Each city has its own sense of humour, often displayed by shopkeepers, rickshaw-wallahs, and those you meet on the road. I was at the receiving end of something of the caustic variety recently. We had gone to GK-1, M-Block market for pre-Diwali shopping. It was around 10.45am or so and for some strange reason both Mahesh and I were quite hungry. The Chaat guy near Prince Paan looked very inviting. They were just setting shop when I walked up to the guy and pointed to a container with paani (for paani puri) and asked him “Bhaiya, yeh kal ka hain ya aaj ka” (Bhaiya, is the water from yesterday or today’s). With a deadpan expression on his face he told me “Yeh do teen mahine purana hain” (This is two-three months old). I laughed out loud and told him “phir toh khaana hi padega” (Then, I will have to have it). Mahesh, told me I deserved it. I guess, I did 🙂
The menu for Diwali was simple this time – biryani and raita. Mahesh would learn how to make Biryani from his friend James’s mother – Sakkammal Aunty. Aunty suggested that he watch her make the biryani and note the recipe. Armed with a notebook and almost tempted to carry a tiffin box to bring the biryani back, Mahesh set out early on a Sunday morning for his masterclass. Not only did he eat some biryani there he also brought back loads. We had to make a trip to Rama Stores in Munirka as Mahesh was very particular about the biryani rice. A day before Diwali was a bad time though as the shop was super crowded. After waiting for what seemed like forever to get someone to hear our order, Mahesh decided to go inside and procure what we needed. Soon, people started waving at him and asking them to hand them certain items! With all ingredients in place, Mahesh set out to make the biryani all on his own.

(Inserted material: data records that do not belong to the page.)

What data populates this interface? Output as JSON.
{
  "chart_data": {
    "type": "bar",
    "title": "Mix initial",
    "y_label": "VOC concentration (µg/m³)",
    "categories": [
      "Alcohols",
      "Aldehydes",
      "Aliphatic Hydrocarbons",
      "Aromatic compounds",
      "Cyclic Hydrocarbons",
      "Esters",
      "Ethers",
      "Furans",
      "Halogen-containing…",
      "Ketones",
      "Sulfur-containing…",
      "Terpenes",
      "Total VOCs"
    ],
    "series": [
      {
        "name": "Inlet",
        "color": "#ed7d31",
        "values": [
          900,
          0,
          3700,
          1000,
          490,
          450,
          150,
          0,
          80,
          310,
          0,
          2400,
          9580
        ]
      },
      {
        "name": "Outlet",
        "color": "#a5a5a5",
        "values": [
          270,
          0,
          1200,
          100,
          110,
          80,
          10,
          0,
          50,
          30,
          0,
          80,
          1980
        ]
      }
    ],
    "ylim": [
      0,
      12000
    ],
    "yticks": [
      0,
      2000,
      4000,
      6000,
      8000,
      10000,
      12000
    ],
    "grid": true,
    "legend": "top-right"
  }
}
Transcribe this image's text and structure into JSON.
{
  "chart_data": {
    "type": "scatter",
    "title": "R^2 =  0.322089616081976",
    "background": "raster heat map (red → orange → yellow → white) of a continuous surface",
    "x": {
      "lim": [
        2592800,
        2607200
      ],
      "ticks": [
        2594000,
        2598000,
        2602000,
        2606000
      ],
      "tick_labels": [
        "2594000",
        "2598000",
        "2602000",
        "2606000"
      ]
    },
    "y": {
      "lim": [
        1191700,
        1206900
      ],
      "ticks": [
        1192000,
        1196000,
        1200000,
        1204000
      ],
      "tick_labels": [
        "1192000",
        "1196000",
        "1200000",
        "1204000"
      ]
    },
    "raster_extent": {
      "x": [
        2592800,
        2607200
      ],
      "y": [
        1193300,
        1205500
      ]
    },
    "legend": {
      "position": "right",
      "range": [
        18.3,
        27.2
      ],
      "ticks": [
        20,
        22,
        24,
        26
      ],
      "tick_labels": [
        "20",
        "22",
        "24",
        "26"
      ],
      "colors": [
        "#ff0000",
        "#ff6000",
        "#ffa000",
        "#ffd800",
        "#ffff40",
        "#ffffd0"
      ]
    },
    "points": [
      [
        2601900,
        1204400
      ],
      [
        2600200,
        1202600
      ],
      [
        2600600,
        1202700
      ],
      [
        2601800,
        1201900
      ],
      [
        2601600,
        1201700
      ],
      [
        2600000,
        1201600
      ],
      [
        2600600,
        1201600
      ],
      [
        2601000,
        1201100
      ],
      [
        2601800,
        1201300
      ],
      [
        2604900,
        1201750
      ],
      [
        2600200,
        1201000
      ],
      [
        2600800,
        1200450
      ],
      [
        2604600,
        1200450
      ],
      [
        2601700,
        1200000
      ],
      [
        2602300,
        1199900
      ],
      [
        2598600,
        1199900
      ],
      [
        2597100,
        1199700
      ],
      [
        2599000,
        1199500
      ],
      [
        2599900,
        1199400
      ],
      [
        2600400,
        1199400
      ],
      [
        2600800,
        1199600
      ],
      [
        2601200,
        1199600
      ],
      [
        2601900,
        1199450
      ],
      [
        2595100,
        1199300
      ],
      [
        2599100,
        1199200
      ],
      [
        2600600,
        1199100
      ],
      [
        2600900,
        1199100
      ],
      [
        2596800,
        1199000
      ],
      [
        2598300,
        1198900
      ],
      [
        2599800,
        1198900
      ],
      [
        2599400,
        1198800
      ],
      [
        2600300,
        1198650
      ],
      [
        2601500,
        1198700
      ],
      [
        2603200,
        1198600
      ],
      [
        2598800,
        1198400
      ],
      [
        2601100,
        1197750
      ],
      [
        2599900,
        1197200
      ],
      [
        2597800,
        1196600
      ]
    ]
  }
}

Here is the recipe that has been tried, tested, and perfected by Sakkammal Aunty. It is highly recommended:
1. 750 gms mutton
2. 1/2 kg jeera rice
3. 4 onions, thinly sliced
4. 5 medium sized tomatoes, chopped
5. 1/2 packet Biryani Masala (Aunty gave Mahesh a packet of masala she got from Tuticorin)
6. 1.5 tsp fennel seeds
7. 1 inch cinnamon stick, 2 nos
8. 6 cloves
9. 3 cardamoms
10. 1 star anise
11. 1 tsp ghee
13. 2 tablespoons ginger-garlic paste
14. 1 bay leaf
15. Handful of curry leaves
16. 1 tablespoon chilli powder
1. Dry roast one stick of cinnamon and spices 7-10, let it cool, and then grind into a fine powder.
2. Heat a tablespoon of ghee and toss the rice in and stir continiously. Do not let the rice colour. This step helps ensure that each grain of the rice remains separate.
3. Heat a tablespoon of oil, add 1 tbsp ginger-garlic paste and let it cook. Add 2 thinly sliced onions and fry till the onions turn glossy. Add the mutton in and fry for about 2 minutes or so. Next, add 3 chopped tomatoes and 4 glasses of water or enough water to submerge the mutton. Pressure cook this – two whistles are sufficient.
4. Heat 2 tablespoons of oil in another pan. Add cinnamon, curry leaves, bay leaf, 1 tablespoon of ginger-garlic paste, and 1 thinly sliced onion. Fry well and then add one finely chopped tomato and 1 tablespoon of chilli powder.
5. In a cooker, add the fried masala (Step 4), roasted and powdered masala (Step 1), boiled mutton with spices, water (double the quantity of the rice- you can use the water in which the mutton was boiled), biryani masala, rice, salt, turmeric powder, and stir it for about 10 minutes or so on high. Then turned the flame on sim, cover the cooker, place the weight, and cook for 8 minutes (no whistle). Wait for at least 15-20 minutes before you open the cooker.
This biryani is so delightfully yummy that I ate it without any raita. I was amazed at how tender the mutton was and surprised that just 2 whistles did the trick.